Пока я умывался, тетя не отходила от меня.
– Шею мой. Вот тут мыло осталось, – подсказывала она. – Знаешь, Митя, сними ты эту рубашку, я тебе Петину принесу. – Рубашка была велика мне, но тетя все же заставила надеть ее.
Черемухины искренне обрадовались моему приезду. Петра Васильевича командировали на три года на Крайний Север, и они рады были, что в квартире останется свой человек.
– За эти дни, Петя, ты должен Митеньку прописать и на работу устроить. Слышишь?
– Я уже устроился, – сказал я не без гордости. – Подручным сварщика…
– Когда же ты успел? – удивилась тетя и тут же, улыбаясь всеми своими ямочками, стала поучать, как мне жить в их отсутствие – какой посудой и каким бельем пользоваться, в какие шкафы и чемоданы доступ закрывался, за чем обязан следить, чем кормить кота Матвея, куда вносить квартплату и с какими людьми водиться, каких опасаться… – Оберегайся тех, кто по ночам у ворот толпится, голубятников, – эти до добра не доведут. Всех без разбора в дом не приводи, в особенности девчонок – смотри-и… – намекающе пропела она и погрозила мне пальцем, заставив меня покраснеть.
Петр Васильевич пришел мне на выручку:
– Что ты его учишь? Не маленький, сам все понимает.
Он был до наивности доверчив, склонен был видеть в человеке только хорошее, много работал, много и с аппетитом ел, засыпал сразу и накрепко, как только голова касалась подушки, и, шумно поворачиваясь в постели, иногда падал с кровати.
Один раз это произошло при мне. Среди ночи я услышал, как что-то рухнуло на пол, и проснулся, испугавшись. Тетя Анисья усмехнулась сквозь сон – видимо, привыкла к таким полетам. Петр Васильевич, кряхтя, поднялся, вышел из спальни в одном белье, сел на диван ко мне и, почесывая грудь, стал закуривать.
– Малость просчитался. – Огонек спички осветил его сонное лицо с припухшими губами и веками; он смущенно улыбался.

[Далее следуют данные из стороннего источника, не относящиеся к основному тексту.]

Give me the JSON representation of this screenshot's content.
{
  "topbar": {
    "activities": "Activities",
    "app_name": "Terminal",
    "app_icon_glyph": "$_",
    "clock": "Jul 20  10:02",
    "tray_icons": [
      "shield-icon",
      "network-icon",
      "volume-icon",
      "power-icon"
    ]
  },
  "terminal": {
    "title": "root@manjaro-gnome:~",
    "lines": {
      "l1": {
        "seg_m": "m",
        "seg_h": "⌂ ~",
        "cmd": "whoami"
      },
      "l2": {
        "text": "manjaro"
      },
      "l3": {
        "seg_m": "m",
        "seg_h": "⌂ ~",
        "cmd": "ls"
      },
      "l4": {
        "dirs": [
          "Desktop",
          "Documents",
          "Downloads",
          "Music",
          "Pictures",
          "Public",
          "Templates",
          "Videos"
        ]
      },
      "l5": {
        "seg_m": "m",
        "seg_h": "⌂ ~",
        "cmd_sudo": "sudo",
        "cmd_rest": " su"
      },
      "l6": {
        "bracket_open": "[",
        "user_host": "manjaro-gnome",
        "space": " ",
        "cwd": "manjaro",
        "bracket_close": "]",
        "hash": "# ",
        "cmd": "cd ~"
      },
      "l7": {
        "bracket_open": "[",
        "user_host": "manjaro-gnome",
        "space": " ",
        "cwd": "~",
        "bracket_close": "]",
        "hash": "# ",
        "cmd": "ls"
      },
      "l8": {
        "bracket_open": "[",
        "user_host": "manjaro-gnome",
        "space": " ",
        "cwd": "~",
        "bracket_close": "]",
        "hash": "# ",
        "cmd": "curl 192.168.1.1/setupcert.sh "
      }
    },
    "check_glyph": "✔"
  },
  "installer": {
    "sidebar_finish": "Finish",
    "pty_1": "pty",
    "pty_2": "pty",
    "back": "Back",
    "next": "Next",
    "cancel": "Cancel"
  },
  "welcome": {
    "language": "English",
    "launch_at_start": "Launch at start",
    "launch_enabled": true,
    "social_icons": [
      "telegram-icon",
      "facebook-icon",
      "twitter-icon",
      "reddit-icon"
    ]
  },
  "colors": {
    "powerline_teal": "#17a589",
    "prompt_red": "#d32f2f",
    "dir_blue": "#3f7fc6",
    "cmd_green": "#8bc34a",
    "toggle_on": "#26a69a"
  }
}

Расспросив меня о жизни на заводе, в деревне, он заключил:
– Теперь с Москвой осваивайся… Сварщик – специальность неплохая, строительная… – Петр Васильевич, видимо, гордился своей профессией, хотя не удержался, чтобы не пожаловаться. – Страдальцы мы, строители, подвижники – покоя не знаем. То сюда поезжай, то туда. Ругают: делай быстро и хорошо. А попробуй-ка совместить: «быстро» и «хорошо»! А мы совмещаем. – В полумраке мелькала его рука, разгонявшая дым. – Строитель… Строить… Ты только вдумайся в эти понятия! Переведется на земле строитель – жизнь замрет. А в нашей стране в особенности. То, глядишь, домище громоздится, то заводская труба в небо упирается. А все мы, строители!.. Вот опять еду к черту на кулички, на север… – Он зажег настольную лампочку, незримая черта разделила комнату – понизу стлался мягкий свет, а сверху по-прежнему нависали густые ночные тени; Петр Васильевич подошел к карте, висевшей на стене, и палец его от кружочка «Москва» скользнул вправо и вверх. – Вот куда заберемся, видишь? А что там такое? Снега, мхи, ветра, да камни, да мерзлота – мертвая пустыня. Не обжито. Неуютно. Но приедем мы, строители, и знаю – закипит там работа. А где работа, там и жизнь… Выходит, строитель – самая необходимая фигура на земле, носитель жизни! Так что строительный институт – путь правильный.